AIDS Bottle Project

The AIDS Bottle Project is an interactive artist’s action conceived as a means of focusing attention on the AIDS crisis. From 1990 – 2000, in sites all over the United States and Europe, the ICI displayed bottles on December 1st of each year in conjunction with World AIDS Day.

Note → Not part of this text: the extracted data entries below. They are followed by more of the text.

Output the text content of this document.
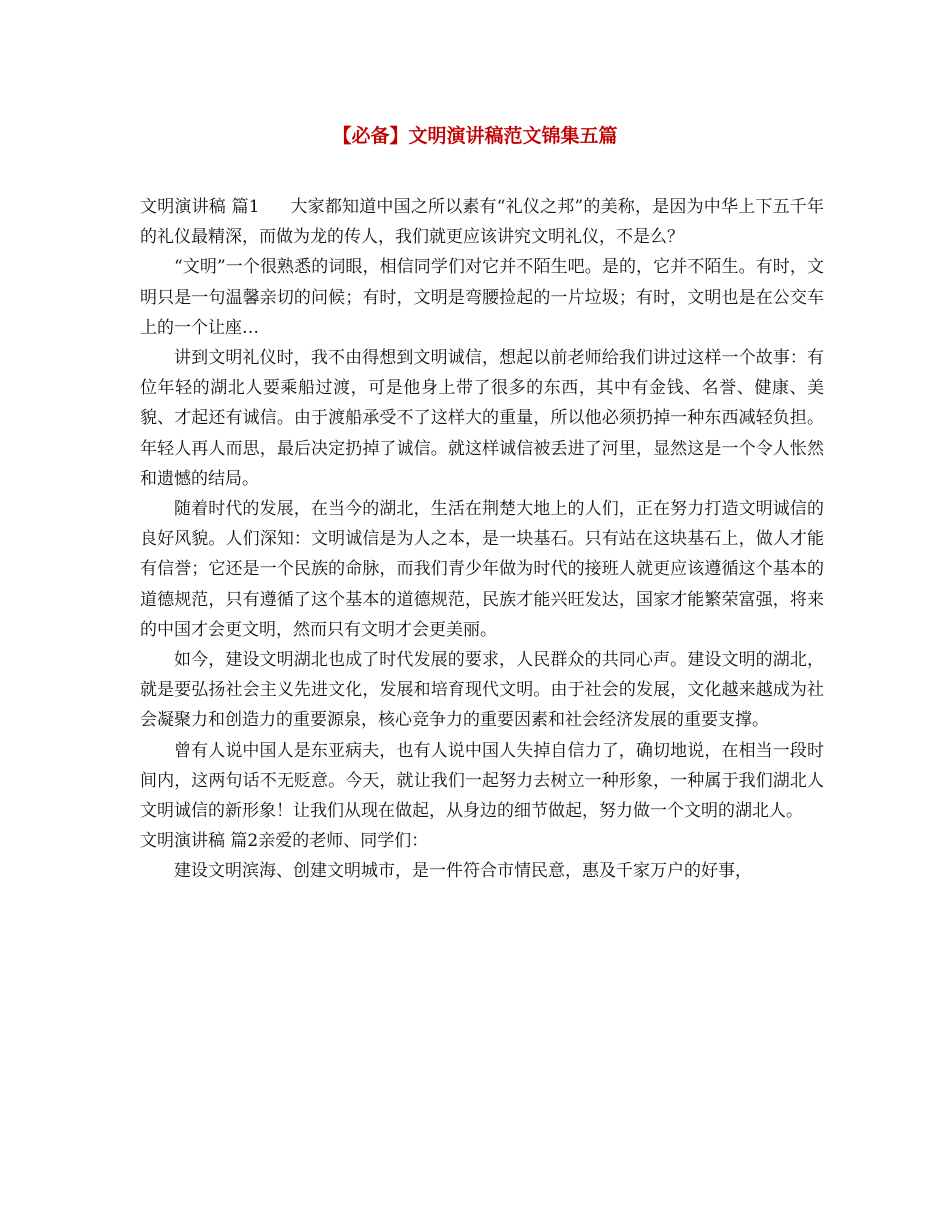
【必备】文明演讲稿范文锦集五篇

文明演讲稿 篇1 大家都知道中国之所以素有“礼仪之邦”的美称，是因为中华上下五千年的礼仪最精深，而做为龙的传人，我们就更应该讲究文明礼仪，不是么？

“文明”一个很熟悉的词眼，相信同学们对它并不陌生吧。是的，它并不陌生。有时，文明只是一句温馨亲切的问候；有时，文明是弯腰捡起的一片垃圾；有时，文明也是在公交车上的一个让座…

讲到文明礼仪时，我不由得想到文明诚信，想起以前老师给我们讲过这样一个故事：有位年轻的湖北人要乘船过渡，可是他身上带了很多的东西，其中有金钱、名誉、健康、美貌、才起还有诚信。由于渡船承受不了这样大的重量，所以他必须扔掉一种东西减轻负担。年轻人再人而思，最后决定扔掉了诚信。就这样诚信被丢进了河里，显然这是一个令人怅然和遗憾的结局。

随着时代的发展，在当今的湖北，生活在荆楚大地上的人们，正在努力打造文明诚信的良好风貌。人们深知：文明诚信是为人之本，是一块基石。只有站在这块基石上，做人才能有信誉；它还是一个民族的命脉，而我们青少年做为时代的接班人就更应该遵循这个基本的道德规范，只有遵循了这个基本的道德规范，民族才能兴旺发达，国家才能繁荣富强，将来的中国才会更文明，然而只有文明才会更美丽。

如今，建设文明湖北也成了时代发展的要求，人民群众的共同心声。建设文明的湖北，就是要弘扬社会主义先进文化，发展和培育现代文明。由于社会的发展，文化越来越成为社会凝聚力和创造力的重要源泉，核心竞争力的重要因素和社会经济发展的重要支撑。

曾有人说中国人是东亚病夫，也有人说中国人失掉自信力了，确切地说，在相当一段时间内，这两句话不无贬意。今天，就让我们一起努力去树立一种形象，一种属于我们湖北人文明诚信的新形象！让我们从现在做起，从身边的细节做起，努力做一个文明的湖北人。

文明演讲稿 篇2亲爱的老师、同学们：

建设文明滨海、创建文明城市，是一件符合市情民意，惠及千家万户的好事，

Each bottle represents a person who has died from complications due to AIDS or HIV. The name and year of death is etched on the glass and a short biography is printed under the lid. In public displays, the bottles were part of an interactive process. Jars were left open so that objects of personal significance could be added to them by visitors. Response books were also available to record a range of emotions. At the end of the display, the bottles were distributed to the public free of charge. The jars were offered not only to remember those who had died, but to emphasize the individual make-up of a community and the responsibility of each living member to resist complacency about the ongoing epidemic.

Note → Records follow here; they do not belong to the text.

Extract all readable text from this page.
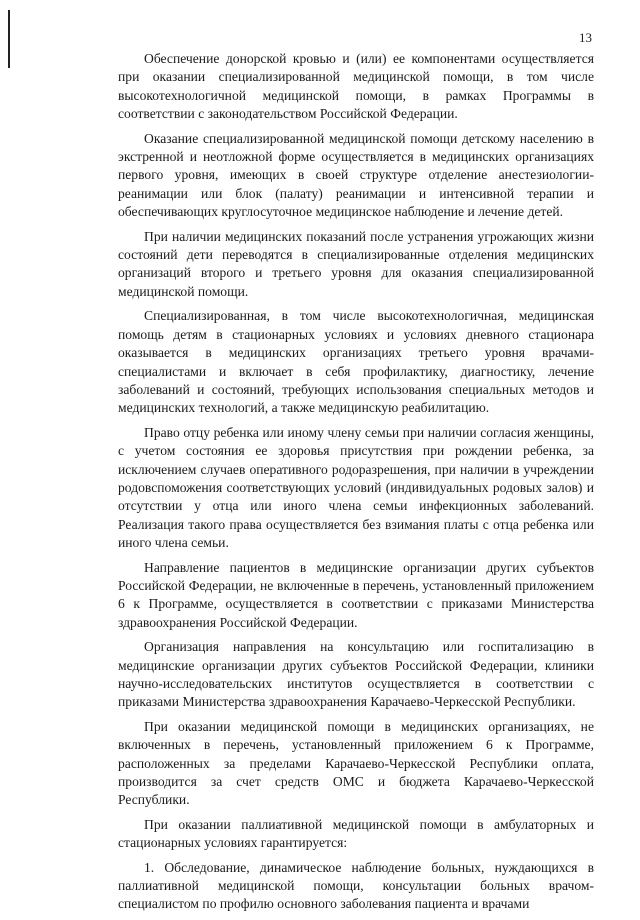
13

Обеспечение донорской кровью и (или) ее компонентами осуществляется при оказании специализированной медицинской помощи, в том числе высокотехнологичной медицинской помощи, в рамках Программы в соответствии с законодательством Российской Федерации.

Оказание специализированной медицинской помощи детскому населению в экстренной и неотложной форме осуществляется в медицинских организациях первого уровня, имеющих в своей структуре отделение анестезиологии-реанимации или блок (палату) реанимации и интенсивной терапии и обеспечивающих круглосуточное медицинское наблюдение и лечение детей.

При наличии медицинских показаний после устранения угрожающих жизни состояний дети переводятся в специализированные отделения медицинских организаций второго и третьего уровня для оказания специализированной медицинской помощи.

Специализированная, в том числе высокотехнологичная, медицинская помощь детям в стационарных условиях и условиях дневного стационара оказывается в медицинских организациях третьего уровня врачами-специалистами и включает в себя профилактику, диагностику, лечение заболеваний и состояний, требующих использования специальных методов и медицинских технологий, а также медицинскую реабилитацию.

Право отцу ребенка или иному члену семьи при наличии согласия женщины, с учетом состояния ее здоровья присутствия при рождении ребенка, за исключением случаев оперативного родоразрешения, при наличии в учреждении родовспоможения соответствующих условий (индивидуальных родовых залов) и отсутствии у отца или иного члена семьи инфекционных заболеваний. Реализация такого права осуществляется без взимания платы с отца ребенка или иного члена семьи.

Направление пациентов в медицинские организации других субъектов Российской Федерации, не включенные в перечень, установленный приложением 6 к Программе, осуществляется в соответствии с приказами Министерства здравоохранения Российской Федерации.

Организация направления на консультацию или госпитализацию в медицинские организации других субъектов Российской Федерации, клиники научно-исследовательских институтов осуществляется в соответствии с приказами Министерства здравоохранения Карачаево-Черкесской Республики.

При оказании медицинской помощи в медицинских организациях, не включенных в перечень, установленный приложением 6 к Программе, расположенных за пределами Карачаево-Черкесской Республики оплата, производится за счет средств ОМС и бюджета Карачаево-Черкесской Республики.

При оказании паллиативной медицинской помощи в амбулаторных и стационарных условиях гарантируется:

1. Обследование, динамическое наблюдение больных, нуждающихся в паллиативной медицинской помощи, консультации больных врачом-специалистом по профилю основного заболевания пациента и врачами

AIDS Bottle Project Exhibition History
1999 Over 1,000,000/under 24 at Sam Francis Gallery, Crossroads School for Arts and Sciences, Santa Monica
1998 Displayed at Santa Monica Festival, Santa Monica
100 Unknown Women at The Institute of Cultural Inquiry
Workshop and display at Johnson State College, Vermont
Lecture and display at Montgomery Museum of Art, Alabama
Displayed at Midnight Special Bookstore , Santa Monica, CA.
1993 Display and lecture at Williams College, Massachusetts
City University of New York, New York City
1992 Displayed at Los Angeles Municipal Gallery,
SITE, Los Angeles
SPACE Gallery, Los Angeles
Watts Towers, Los Angeles
Birchfield Art Center, Buffalo, NY
University of California, Santa Barbara
1991 Displayed at Los Angeles County Museum of Art, LACMA
L.A. Eyeworks, Los Angeles
Armand Hammer Museum, Los Angeles
Grey Art Gallery, NYU, New York City
Washington D.C. Mall

Karl Bornstein Gallery, Santa Monica
Los Angeles Municipal Gallery
1990 Tactical intervention at Los Angeles County Museum of Art
Also shown at Richard Bennett Gallery, Los Angeles
1989 Visual AIDS launches Day Without Art on December 1 to coincide with World AIDS Day. The day of action and commemoration rallied artists and arts communities to remember those who have died from AIDS related illnesses.